What are the options for companies in financial difficulty in Taiwan?

If the company is listed on the Taiwan stock exchange, then the company may pursue a formal reorganisation as set forth under Article 282 of the Company Act.  

If a listed company (as referred to above) is unable to pursue reorganisation, and in respect of all other companies, a company will enter into a formal bankruptcy procedure under the Bankruptcy Act in order to implement an equitable and orderly repayment scheme amongst its creditors.  

How does informal contractual debt restructuring work?

Whilst there is no Taiwan law or precedent governing informal contractual debt restructuring, the Bankruptcy Act provides two pre-bankruptcy procedures: (i) settlement through court, and (ii) settlement through chamber of commerce. A debtor may avail itself of either option to avoid formal bankruptcy.  

How are formal reorganisations implemented?

Any of the following qualified petitioners may file a petition for reorganisation of a listed company with the court under the Company Act:  

  1. The company, provided that the resolution to file the a petition for reorganisation is adopted by a majority vote at a board of directors meeting attended by at least two-thirds of all the directors of the company;  
  2. Shareholders holding at least 10% of the total issued shares of the company for at least six consecutive months; or  
  3. Creditors whose claims against the company are equivalent to the value of at least 10% of the total issued shares of the company.  

What is the effect once a reorganisation plan is binding?

The reorganisation plan adopted at an interested parties’ meeting is binding on the company and the interested parties upon the court’s approval of the plan.  

What happens if the restructuring is not successful?

The execution of the reorganisation plan should be completed within one year after the date of the court’s approval of the plan. The court may extend the one-year period upon an application by the reorganisation supervisor(s). Failure to execute the entire reorganisation plan in time may result in the termination of the company’s reorganisation.  

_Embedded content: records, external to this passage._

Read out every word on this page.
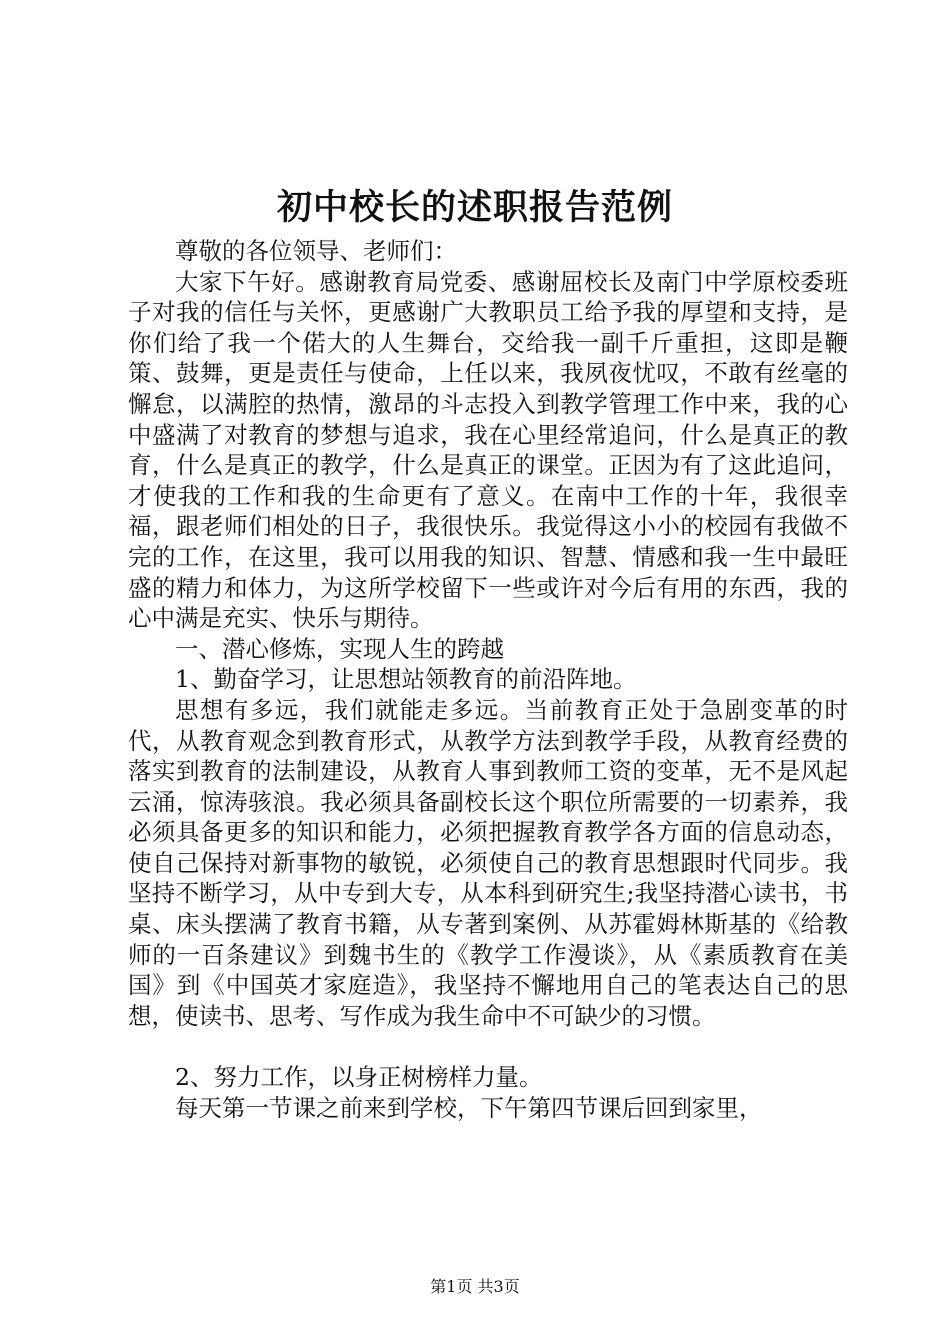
初中校长的述职报告范例

尊敬的各位领导、老师们：

大家下午好。感谢教育局党委、感谢屈校长及南门中学原校委班子对我的信任与关怀，更感谢广大教职员工给予我的厚望和支持，是你们给了我一个偌大的人生舞台，交给我一副千斤重担，这即是鞭策、鼓舞，更是责任与使命，上任以来，我夙夜忧叹，不敢有丝毫的懈怠，以满腔的热情，激昂的斗志投入到教学管理工作中来，我的心中盛满了对教育的梦想与追求，我在心里经常追问，什么是真正的教育，什么是真正的教学，什么是真正的课堂。正因为有了这此追问，才使我的工作和我的生命更有了意义。在南中工作的十年，我很幸福，跟老师们相处的日子，我很快乐。我觉得这小小的校园有我做不完的工作，在这里，我可以用我的知识、智慧、情感和我一生中最旺盛的精力和体力，为这所学校留下一些或许对今后有用的东西，我的心中满是充实、快乐与期待。

一、潜心修炼，实现人生的跨越

1、勤奋学习，让思想站领教育的前沿阵地。

思想有多远，我们就能走多远。当前教育正处于急剧变革的时代，从教育观念到教育形式，从教学方法到教学手段，从教育经费的落实到教育的法制建设，从教育人事到教师工资的变革，无不是风起云涌，惊涛骇浪。我必须具备副校长这个职位所需要的一切素养，我必须具备更多的知识和能力，必须把握教育教学各方面的信息动态，使自己保持对新事物的敏锐，必须使自己的教育思想跟时代同步。我坚持不断学习，从中专到大专，从本科到研究生;我坚持潜心读书，书桌、床头摆满了教育书籍，从专著到案例、从苏霍姆林斯基的《给教师的一百条建议》到魏书生的《教学工作漫谈》，从《素质教育在美国》到《中国英才家庭造》，我坚持不懈地用自己的笔表达自己的思想，使读书、思考、写作成为我生命中不可缺少的习惯。

2、努力工作，以身正树榜样力量。

每天第一节课之前来到学校，下午第四节课后回到家里，

第1页 共3页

Upon issuing a ruling to terminate the company’s reorganisation, the court would notify relevant authorities, and may ex officio, (provided that the conditions prescribed under the Taiwan Bankruptcy Act are met), declare the company bankrupt. In addition, the effects of any stay order issued by the court, would terminate, meaning that the creditors may exercise their rights against the company, and the power and authority of the shareholders, directors would be reinstated.  

How is bankruptcy started?

A bankruptcy petition may be filed either by the insolvent debtor as a voluntary bankruptcy petition, or by one or more of its creditors as an involuntary bankruptcy petition under the Bankruptcy Act. If a company’s assets are insufficient to pay off its debt, the company’s board of directors should file a bankruptcy petition, (unless the company is listed and has petitioned for reorganisation).  

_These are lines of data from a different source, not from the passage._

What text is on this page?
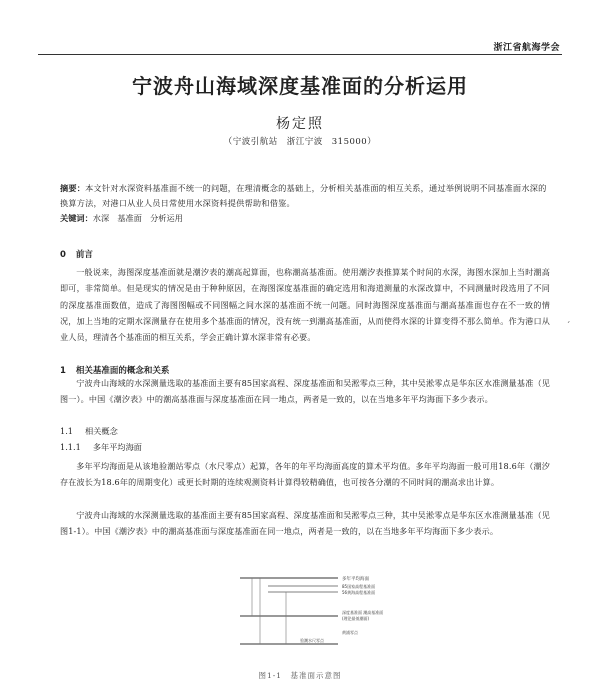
浙江省航海学会
宁波舟山海域深度基准面的分析运用
杨定照
（宁波引航站　浙江宁波　315000）
摘要：本文针对水深资料基准面不统一的问题，在理清概念的基础上，分析相关基准面的相互关系，通过举例说明不同基准面水深的换算方法，对港口从业人员日常使用水深资料提供帮助和借鉴。
关键词：水深　基准面　分析运用
0 前言

一般说来，海图深度基准面就是潮汐表的潮高起算面，也称潮高基准面。使用潮汐表推算某个时间的水深，海图水深加上当时潮高即可，非常简单。但是现实的情况是由于种种原因，在海图深度基准面的确定选用和海道测量的水深改算中，不同测量时段选用了不同的深度基准面数值，造成了海图图幅或不同图幅之间水深的基准面不统一问题。同时海图深度基准面与潮高基准面也存在不一致的情况，加上当地的定期水深测量存在使用多个基准面的情况，没有统一到潮高基准面，从而使得水深的计算变得不那么简单。作为港口从业人员，理清各个基准面的相互关系，学会正确计算水深非常有必要。

ˊ
1 相关基准面的概念和关系

宁波舟山海域的水深测量选取的基准面主要有85国家高程、深度基准面和吴淞零点三种，其中吴淞零点是华东区水准测量基准（见图一）。中国《潮汐表》中的潮高基准面与深度基准面在同一地点，两者是一致的，以在当地多年平均海面下多少表示。

1.1 相关概念
1.1.1 多年平均海面

多年平均海面是从该地验潮站零点（水尺零点）起算，各年的年平均海面高度的算术平均值。多年平均海面一般可用18.6年（潮汐存在波长为18.6年的周期变化）或更长时期的连续观测资料计算得较精确值，也可按各分潮的不同时间的潮高求出计算。

宁波舟山海域的水深测量选取的基准面主要有85国家高程、深度基准面和吴淞零点三种，其中吴淞零点是华东区水准测量基准（见图1-1）。中国《潮汐表》中的潮高基准面与深度基准面在同一地点，两者是一致的，以在当地多年平均海面下多少表示。

多年平均海面
85国家高程基准面
56黄海高程基准面
深度基准面 潮高基准面
(理论最低潮面)
黄浦零点
验潮水尺零点
图1-1　基准面示意图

A voluntary bankruptcy petition filed by the debtor should be accompanied by a schedule of its property and a list of creditors and debtors. An involuntary bankruptcy petition filed by a creditor should include the nature of the claim, the amount of the claim and the facts regarding the debtor’s insolvency.  

What does the trustee do?

The trustee (appointed under the bankruptcy process) may request the court to revoke any gratuitous or non-gratuitous acts committed by the debtor prior to the adjudication of bankruptcy if (in the case of gratuitous acts) they are prejudicial to the creditors’ rights, or (in the case of non-gratuitous acts) they are prejudicial to the creditors’ right and both the debtor and the beneficiary knew of the prejudice at the time of the transaction.  

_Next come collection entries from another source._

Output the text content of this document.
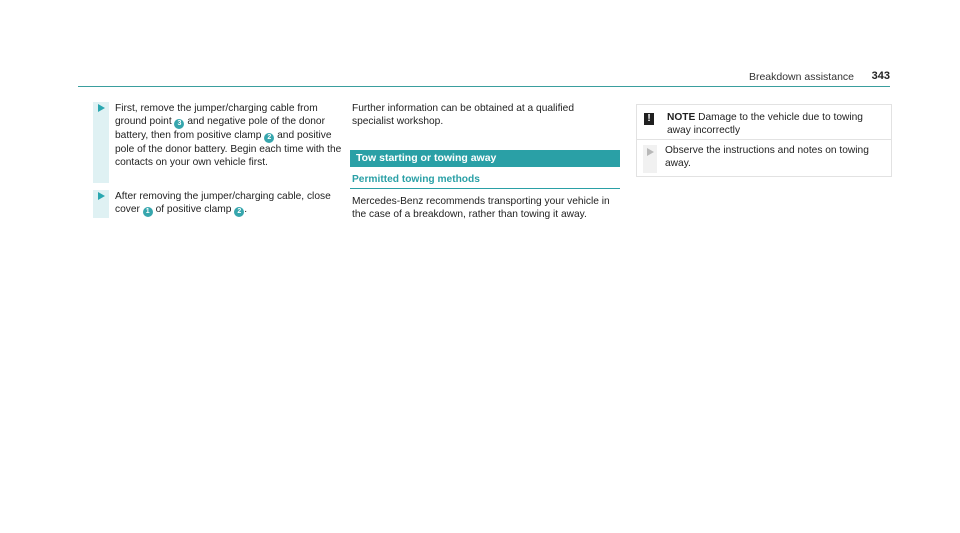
Breakdown assistance 343
First, remove the jumper/charging cable from ground point 3 and negative pole of the donor battery, then from positive clamp 2 and positive pole of the donor battery. Begin each time with the contacts on your own vehicle first.
After removing the jumper/charging cable, close cover 1 of positive clamp 2 .
Further information can be obtained at a qualified specialist workshop.
Tow starting or towing away
Permitted towing methods
Mercedes-Benz recommends transporting your vehicle in the case of a breakdown, rather than towing it away.
!	NOTE Damage to the vehicle due to towing away incorrectly
Observe the instructions and notes on towing away.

A trustee may annul the following acts carried out by the debtor within six months before the adjudication of bankruptcy:  

  1. Granting of security for outstanding debts, except where the debtor contracted to provide the security at least six months before the adjudication of bankruptcy.  
  2. Repayment of debts that are not yet due.  

In addition to the above, a trustee has the following responsibilities:  

  1. The trustee needs to review and verify the statement of the debtor’s assets and the list of the creditors and debtors provided by the debtor;
  2. The trustee should take necessary precautionary measures to collect the bankruptcy estate;
  3. Prior to the first creditor’s meeting, the trustee may, with the permission of the court, continue the business of the debtor within the scope necessary for liquidation,
  4. The trustee should obtain the consent of the supervisor appointed by the creditors before committing certain acts, for instance, transferring the rights over real property, making borrowings, and waiving rights;
  5. The trustee may request the court to convene a creditors’ meeting which shall be presided over by a judge;
  6. The trustee should prepare the statement of claims and the statement of assets and at the creditors’ meeting, present the statements and report on the progress of the bankruptcy proceeding. If the debtor has drawn up a reconciliation plan, the trustee should, after reviewing it, present it at the creditor’s meeting.
  7. If the resolution concluded at the creditors’ meeting is not in the interests of the creditors, the trustee should request the court to prohibit the implementation of the resolution;
  8. If the bankruptcy estate can be distributed after the first creditors’ meeting, the trustee should distribute it to the creditors; and
  9. Immediately after the final distribution, the trustee should report the final distribution to the court so that the court can conclude the bankruptcy procedure.

Can the court issue a winding-up order for a foreign company?

A foreign legal entity can be subject to the Taiwan Bankruptcy Act and can therefore be the subject of a winding up order issued by a Taiwan court.